Präsident Bernd Beetz hatte am Mittwoch im Sky-Interview einen mit der Corona-Krise zusammenhängenden „Vorfall“ als Grund für die in Fankreisen heftig kritisierte Trennung vom erfolgreichen Manager genannt – und damit die Spekulationen erst recht angeheizt. Ob die offizielle Begründung für die Demission noch ans Licht kommt, ist fraglich. Da Kientz nur beurlaubt ist und noch bis Saisonende unter Vertrag steht, greift eine beidseitige Verschwiegenheitsklausel. Der Ex-Profi hatte aber noch in der vergangenen Woche betont, dass er sich im Rahmen des Corona-Ausbruchs nichts zuschulden habe kommen lassen. „Ich habe in meinem Zuständigkeitsbereich alle Regeln eingehalten und meine Aufgaben pflichtbewusst erfüllt“, hatte der 49-Jährige dieser Redaktion gesagt.

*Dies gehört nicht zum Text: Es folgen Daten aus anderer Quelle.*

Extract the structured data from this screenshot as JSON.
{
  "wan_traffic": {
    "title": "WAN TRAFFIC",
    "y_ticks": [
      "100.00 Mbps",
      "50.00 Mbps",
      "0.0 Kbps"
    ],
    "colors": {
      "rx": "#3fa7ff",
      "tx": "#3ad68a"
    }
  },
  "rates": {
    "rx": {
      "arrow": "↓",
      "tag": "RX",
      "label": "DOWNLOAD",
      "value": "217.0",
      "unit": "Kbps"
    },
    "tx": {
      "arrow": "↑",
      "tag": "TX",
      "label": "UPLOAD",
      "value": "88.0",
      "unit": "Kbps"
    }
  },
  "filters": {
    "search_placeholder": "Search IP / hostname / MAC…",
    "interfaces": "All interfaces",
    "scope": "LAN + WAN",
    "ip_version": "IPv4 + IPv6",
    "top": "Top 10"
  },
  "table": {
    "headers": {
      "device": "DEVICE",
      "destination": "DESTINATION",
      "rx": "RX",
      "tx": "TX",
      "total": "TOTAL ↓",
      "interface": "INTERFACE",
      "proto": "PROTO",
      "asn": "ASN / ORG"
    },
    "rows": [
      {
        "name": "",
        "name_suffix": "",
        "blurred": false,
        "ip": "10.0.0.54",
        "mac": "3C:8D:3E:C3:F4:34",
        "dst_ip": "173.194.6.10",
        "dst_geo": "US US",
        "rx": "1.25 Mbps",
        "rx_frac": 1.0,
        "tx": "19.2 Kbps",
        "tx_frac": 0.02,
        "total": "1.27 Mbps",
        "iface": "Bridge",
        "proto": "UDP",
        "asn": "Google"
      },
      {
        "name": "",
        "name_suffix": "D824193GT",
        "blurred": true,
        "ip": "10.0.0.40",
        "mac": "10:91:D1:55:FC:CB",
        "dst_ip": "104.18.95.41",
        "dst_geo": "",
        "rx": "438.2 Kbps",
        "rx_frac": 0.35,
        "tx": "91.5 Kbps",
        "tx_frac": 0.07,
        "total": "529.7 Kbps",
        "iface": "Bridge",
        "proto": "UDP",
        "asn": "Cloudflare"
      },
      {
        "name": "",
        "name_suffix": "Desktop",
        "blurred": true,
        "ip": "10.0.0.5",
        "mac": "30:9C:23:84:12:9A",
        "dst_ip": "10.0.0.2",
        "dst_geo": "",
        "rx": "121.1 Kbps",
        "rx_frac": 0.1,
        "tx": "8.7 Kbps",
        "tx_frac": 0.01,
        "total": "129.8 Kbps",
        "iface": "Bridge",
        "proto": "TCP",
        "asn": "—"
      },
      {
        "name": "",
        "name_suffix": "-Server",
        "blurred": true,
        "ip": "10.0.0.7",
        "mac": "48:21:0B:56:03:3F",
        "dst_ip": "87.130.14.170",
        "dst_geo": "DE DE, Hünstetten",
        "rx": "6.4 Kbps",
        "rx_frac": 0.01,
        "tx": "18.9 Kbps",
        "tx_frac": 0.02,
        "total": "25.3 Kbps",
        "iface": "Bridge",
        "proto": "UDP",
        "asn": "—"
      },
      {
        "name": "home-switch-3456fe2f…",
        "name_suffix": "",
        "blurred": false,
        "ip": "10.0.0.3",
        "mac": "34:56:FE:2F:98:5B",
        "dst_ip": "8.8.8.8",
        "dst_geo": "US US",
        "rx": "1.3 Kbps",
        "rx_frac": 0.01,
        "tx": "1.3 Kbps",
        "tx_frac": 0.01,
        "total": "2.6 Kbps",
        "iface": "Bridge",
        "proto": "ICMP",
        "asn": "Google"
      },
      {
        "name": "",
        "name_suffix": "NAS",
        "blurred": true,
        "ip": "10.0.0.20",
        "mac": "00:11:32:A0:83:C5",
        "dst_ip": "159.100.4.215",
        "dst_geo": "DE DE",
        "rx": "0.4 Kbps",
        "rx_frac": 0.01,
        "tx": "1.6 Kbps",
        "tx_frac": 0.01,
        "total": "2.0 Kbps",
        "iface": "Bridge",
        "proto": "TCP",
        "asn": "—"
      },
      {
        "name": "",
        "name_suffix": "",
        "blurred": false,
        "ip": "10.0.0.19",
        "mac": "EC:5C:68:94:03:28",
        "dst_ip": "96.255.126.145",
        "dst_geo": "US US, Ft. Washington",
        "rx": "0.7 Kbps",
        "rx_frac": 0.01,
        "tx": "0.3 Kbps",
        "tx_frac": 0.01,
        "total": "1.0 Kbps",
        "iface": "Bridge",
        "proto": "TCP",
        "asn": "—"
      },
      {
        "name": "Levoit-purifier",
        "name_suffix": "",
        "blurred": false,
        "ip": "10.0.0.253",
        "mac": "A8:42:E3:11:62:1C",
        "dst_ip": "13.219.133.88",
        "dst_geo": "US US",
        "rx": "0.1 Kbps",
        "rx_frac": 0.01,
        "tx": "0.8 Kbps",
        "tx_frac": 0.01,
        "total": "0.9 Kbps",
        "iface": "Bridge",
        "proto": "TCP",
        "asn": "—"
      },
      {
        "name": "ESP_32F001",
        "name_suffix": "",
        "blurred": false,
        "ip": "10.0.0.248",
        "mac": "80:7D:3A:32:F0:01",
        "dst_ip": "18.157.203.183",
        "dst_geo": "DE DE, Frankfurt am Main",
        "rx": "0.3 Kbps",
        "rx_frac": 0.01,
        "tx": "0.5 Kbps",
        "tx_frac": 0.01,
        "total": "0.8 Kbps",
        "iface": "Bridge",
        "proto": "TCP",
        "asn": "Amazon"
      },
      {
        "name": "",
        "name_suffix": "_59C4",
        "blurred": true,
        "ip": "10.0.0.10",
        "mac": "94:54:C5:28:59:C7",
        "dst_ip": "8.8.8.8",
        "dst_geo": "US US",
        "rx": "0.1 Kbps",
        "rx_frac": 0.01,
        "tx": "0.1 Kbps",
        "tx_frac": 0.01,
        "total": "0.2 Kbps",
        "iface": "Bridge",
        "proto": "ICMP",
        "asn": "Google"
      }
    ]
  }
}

Mit diesen unschönen Nebengeräuschen kann sich Trainer Glöckner in den nächsten Tagen nicht beschäftigen. Für ihn und die Mannschaft steht schon am Samstag (14 Uhr) gegen den 1. FC Saarbrücken das nächste Match an. Nach dem Kraftakt gegen Union und den Nachwehen des Corona-Ausbruchs gehen die Mannheimer angeschlagen in dieses Topspiel der 3. Liga. Wer ist überhaupt wieder bereit für 90 Minuten? Glöckner weiß es nicht. „Am Freitag müssen wir schauen, was das Ersatzteillager noch her gibt“, sagte er am Mittwochabend.